Самодержавие так и обещало: оно не поступится ничем! оно не прислушается и к самым доброжелательным подданным! Ибо только Оно одно (без народного Собора, с приближёнными бюрократами, обсевшими лестницу взаимных привилегий) ведает подлинные нужды России.
Но, теряя надежду на добрую волю российской власти, тем упорнее отстаивало и земство своё общественное понимание. Всё более складывался
Тут – незаметно, нерезко, как и все истоки истории, началось перерождение земской среды: раскол земства, очень неравный, на разливанное большинство и крохотное меньшинство; и нарастающее общение, объединение этого большинства с не-земцами – кругами городских самоуправлений, кругами судейского сословия, особенно адвокатами, с интеллигенцией профессиональной – в общее формирование
He-земцы были в курсе всех западных социалистических учений, течений, решений, всё читали, знали, обо всём судили, могли очень уверенно критиковать и сравнивать Россию, и одного только не имели – практического государственного опыта, как делать и строить, если завтра вдруг придётся самим (да не очень к тому и тянулись). Напротив, земцы были единственным в России слоем, кроме царских бюрократов, кто уже имел долгий, хотя и местный, опыт государственного управления, и склонность к тому имел, и землю знал и чувствовал, и коренное население России. Однако по бойкости и эрудированности не-земцы брали верх, больше влияли и больше направляли.
Союз начал с программы из двух слов: долой самодержавие! Это всех объединит! Они полагали, что вся масса тёмного неграмотного народа только и жаждет политических свобод. Лишь бы свергнуть монархию! – а там дальше волшебное всеведущее Учредительное Собрание, состоящее из сверхлюдей, точно выразит волю народа, разработает всё остальное. Царствующий монарх должен быть уже отныне, прежде Учредительного Собрания, устранён от всякого влияния на государственную жизнь.

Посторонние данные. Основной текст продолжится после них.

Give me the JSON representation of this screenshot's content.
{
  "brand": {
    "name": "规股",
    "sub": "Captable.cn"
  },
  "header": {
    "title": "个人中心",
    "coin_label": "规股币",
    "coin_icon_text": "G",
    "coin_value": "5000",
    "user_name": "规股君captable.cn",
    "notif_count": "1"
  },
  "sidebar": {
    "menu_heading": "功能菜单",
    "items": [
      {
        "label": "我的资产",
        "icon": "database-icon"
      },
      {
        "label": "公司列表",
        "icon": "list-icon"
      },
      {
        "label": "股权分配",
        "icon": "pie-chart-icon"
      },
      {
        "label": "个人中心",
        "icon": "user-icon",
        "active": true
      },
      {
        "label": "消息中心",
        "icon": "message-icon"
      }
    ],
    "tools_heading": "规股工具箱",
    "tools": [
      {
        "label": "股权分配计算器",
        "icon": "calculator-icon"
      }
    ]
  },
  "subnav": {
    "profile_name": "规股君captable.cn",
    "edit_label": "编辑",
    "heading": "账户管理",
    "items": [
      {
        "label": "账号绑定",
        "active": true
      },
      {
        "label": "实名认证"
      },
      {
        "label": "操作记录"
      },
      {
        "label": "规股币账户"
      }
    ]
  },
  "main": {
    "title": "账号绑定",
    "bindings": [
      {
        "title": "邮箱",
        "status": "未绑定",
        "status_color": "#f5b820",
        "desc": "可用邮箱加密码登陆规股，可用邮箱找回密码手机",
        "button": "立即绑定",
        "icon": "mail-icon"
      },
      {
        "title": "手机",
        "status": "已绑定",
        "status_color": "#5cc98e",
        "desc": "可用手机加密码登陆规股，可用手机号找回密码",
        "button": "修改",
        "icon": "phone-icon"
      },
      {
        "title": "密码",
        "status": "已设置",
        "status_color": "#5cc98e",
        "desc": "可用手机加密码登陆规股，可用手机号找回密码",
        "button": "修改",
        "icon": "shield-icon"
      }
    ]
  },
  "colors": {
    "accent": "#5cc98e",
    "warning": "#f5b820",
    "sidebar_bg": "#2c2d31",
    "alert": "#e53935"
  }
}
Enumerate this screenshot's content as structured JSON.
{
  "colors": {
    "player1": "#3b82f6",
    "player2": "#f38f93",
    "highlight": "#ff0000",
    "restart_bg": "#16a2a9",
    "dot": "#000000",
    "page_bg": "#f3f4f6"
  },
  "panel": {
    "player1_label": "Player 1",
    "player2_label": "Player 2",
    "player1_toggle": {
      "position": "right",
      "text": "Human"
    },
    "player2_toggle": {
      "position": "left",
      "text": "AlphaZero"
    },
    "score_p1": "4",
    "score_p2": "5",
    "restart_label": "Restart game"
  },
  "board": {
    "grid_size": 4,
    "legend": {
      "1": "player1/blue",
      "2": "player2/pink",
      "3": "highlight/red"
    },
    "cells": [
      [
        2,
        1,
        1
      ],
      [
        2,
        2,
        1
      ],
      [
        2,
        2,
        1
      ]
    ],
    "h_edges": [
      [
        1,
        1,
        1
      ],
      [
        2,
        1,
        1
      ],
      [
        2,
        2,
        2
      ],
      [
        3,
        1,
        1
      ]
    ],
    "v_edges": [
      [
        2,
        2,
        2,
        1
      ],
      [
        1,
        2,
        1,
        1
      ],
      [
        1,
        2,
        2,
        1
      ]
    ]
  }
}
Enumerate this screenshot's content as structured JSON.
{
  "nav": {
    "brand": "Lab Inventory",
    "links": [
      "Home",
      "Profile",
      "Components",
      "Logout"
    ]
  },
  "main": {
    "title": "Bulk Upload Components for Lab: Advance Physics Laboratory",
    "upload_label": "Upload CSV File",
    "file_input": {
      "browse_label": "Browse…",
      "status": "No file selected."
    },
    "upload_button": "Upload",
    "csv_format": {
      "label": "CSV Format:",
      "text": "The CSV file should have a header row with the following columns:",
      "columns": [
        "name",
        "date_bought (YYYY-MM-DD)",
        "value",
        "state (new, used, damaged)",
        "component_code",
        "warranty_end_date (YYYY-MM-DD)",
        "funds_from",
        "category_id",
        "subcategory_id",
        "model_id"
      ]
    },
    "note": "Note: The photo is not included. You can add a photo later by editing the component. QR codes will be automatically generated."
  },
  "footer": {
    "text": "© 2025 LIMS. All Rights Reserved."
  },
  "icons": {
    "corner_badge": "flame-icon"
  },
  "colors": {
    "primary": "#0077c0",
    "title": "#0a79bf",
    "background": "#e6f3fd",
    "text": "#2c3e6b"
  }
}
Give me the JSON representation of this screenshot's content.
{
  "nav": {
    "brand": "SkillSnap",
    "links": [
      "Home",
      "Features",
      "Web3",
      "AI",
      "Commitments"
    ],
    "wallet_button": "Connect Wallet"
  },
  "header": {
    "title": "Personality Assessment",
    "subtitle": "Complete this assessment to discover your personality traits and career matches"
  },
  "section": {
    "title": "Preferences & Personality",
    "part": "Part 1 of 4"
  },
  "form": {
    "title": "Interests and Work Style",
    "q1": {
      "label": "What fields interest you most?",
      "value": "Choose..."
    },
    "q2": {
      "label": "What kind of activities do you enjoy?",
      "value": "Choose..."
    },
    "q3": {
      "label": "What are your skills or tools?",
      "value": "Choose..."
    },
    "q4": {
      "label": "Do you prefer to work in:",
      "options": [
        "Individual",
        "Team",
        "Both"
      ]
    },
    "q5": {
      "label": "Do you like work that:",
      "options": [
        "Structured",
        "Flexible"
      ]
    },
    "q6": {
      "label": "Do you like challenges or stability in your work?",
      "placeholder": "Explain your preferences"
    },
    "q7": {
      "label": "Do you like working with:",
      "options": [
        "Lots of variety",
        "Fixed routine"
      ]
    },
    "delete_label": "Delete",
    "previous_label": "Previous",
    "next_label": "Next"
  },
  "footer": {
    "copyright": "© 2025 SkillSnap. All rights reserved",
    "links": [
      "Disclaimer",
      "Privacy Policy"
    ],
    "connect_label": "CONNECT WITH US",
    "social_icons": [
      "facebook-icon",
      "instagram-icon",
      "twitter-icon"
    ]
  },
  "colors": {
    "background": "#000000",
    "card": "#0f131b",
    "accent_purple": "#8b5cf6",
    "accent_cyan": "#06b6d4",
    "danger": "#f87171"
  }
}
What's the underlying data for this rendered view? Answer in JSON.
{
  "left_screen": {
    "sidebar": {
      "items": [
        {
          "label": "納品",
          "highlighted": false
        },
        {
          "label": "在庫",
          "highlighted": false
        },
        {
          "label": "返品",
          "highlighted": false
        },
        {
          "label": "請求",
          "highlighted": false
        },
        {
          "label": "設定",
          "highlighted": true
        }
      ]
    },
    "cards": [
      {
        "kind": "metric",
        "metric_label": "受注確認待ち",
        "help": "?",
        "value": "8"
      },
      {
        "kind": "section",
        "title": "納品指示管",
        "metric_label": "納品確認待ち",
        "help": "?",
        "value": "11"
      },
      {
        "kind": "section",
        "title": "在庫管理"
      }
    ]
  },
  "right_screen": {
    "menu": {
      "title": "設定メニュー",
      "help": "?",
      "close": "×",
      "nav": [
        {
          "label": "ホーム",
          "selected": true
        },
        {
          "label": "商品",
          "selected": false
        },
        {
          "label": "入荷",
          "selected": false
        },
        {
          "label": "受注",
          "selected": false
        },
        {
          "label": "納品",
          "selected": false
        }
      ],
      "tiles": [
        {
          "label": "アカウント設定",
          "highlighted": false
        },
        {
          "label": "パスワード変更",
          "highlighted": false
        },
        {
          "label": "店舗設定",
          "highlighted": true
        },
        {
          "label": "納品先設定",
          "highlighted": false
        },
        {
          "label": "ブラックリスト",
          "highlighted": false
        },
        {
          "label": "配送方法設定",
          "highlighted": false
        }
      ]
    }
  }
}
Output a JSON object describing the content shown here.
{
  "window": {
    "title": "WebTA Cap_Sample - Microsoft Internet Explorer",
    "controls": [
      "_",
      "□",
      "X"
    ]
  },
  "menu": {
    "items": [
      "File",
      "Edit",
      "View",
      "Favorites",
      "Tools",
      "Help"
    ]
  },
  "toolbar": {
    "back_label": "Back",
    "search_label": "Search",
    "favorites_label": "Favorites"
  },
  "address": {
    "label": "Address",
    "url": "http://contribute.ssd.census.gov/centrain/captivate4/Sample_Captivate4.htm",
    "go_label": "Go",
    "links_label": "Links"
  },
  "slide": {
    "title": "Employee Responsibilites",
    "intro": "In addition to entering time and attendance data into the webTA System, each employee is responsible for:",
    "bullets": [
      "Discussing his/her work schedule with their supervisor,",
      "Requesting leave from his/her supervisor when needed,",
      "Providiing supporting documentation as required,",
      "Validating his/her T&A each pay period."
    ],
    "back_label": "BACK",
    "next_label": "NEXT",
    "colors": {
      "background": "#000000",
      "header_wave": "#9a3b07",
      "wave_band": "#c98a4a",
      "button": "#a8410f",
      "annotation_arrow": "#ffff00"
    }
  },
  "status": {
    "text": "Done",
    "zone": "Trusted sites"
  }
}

От существующего строя не требовалось ни перестраиваться, ни улучшаться, а только: сгинуть.
Прошёл год – оказалось, что программа “долой самодержавие” не увлекла ни крестьянство, ни рабочих. Тогда разработали программу обширнее, где тех и других завлекали практическими обещаниями по их части, а весь народ в целом, вероятно же изнывающий от страсти к политической жизни, – набором буйных свобод, которые её обеспечат. В трёх десятках пунктов было собрано всё необходимое, чтобы составить жизнь по лучшим западным образцам. (Против которых невозможно найти разумные аргументы, пока не испытаешь их на своей стране и на себе.)
Принцип “долой самодержавие” как будто давал объединение со всеми, кто только хотел. Русский радикализм (он продолжал называть себя либерализмом) оказывался солидарен со всеми революционными направлениями, а поэтому не мог осуждать террор, даже порицал тех, кто порицает террор. Русский радикализм принял принцип, что если насилие направлено против врага – оно оправдывается. Оправдывались все политические волнения, стачки и погромы поместий. Чтобы смести самодержавную власть, была пригодна, наконец, хотя бы и революция – во всяком случае меньшее зло, чем самодержавие.
Редактор “Освобождения” многоищущий Пётр Струве к тому времени чем только не перевлёкся, где только не перебывал: и основывал РСДРП (и манифест писал), и во Пскове совещался с Лениным-Мартовым об “Искре”, и соглашался и расходился с Плехановым, и вот теперь в органе свободных либералов печатал:
Русскому либерализму не поздно ещё стать союзником социал-демократии.
А вот и поздно! – II съезд РСДРП оттолкнул либералов-освобожденцев, чем глубоко огорчил и уязвил их. И в октябре 1904 ни большевики, ни меньшевики не поехали в Париж на 1-ю (и последнюю) конференцию оппозиционных партий, где Милюков, Струве и князь Долгоруков, по принципу солидарности с революционными течениями, заседали с эсерами, с Азефом и с пораженцами, кто на японские деньги закупал оружие и слал его в Петербург поднимать восстание, пользуясь войною. (Так как в борьбе с самодержавием все средства хороши, то хоть и узнать бы о японских деньгах – почему не взять?)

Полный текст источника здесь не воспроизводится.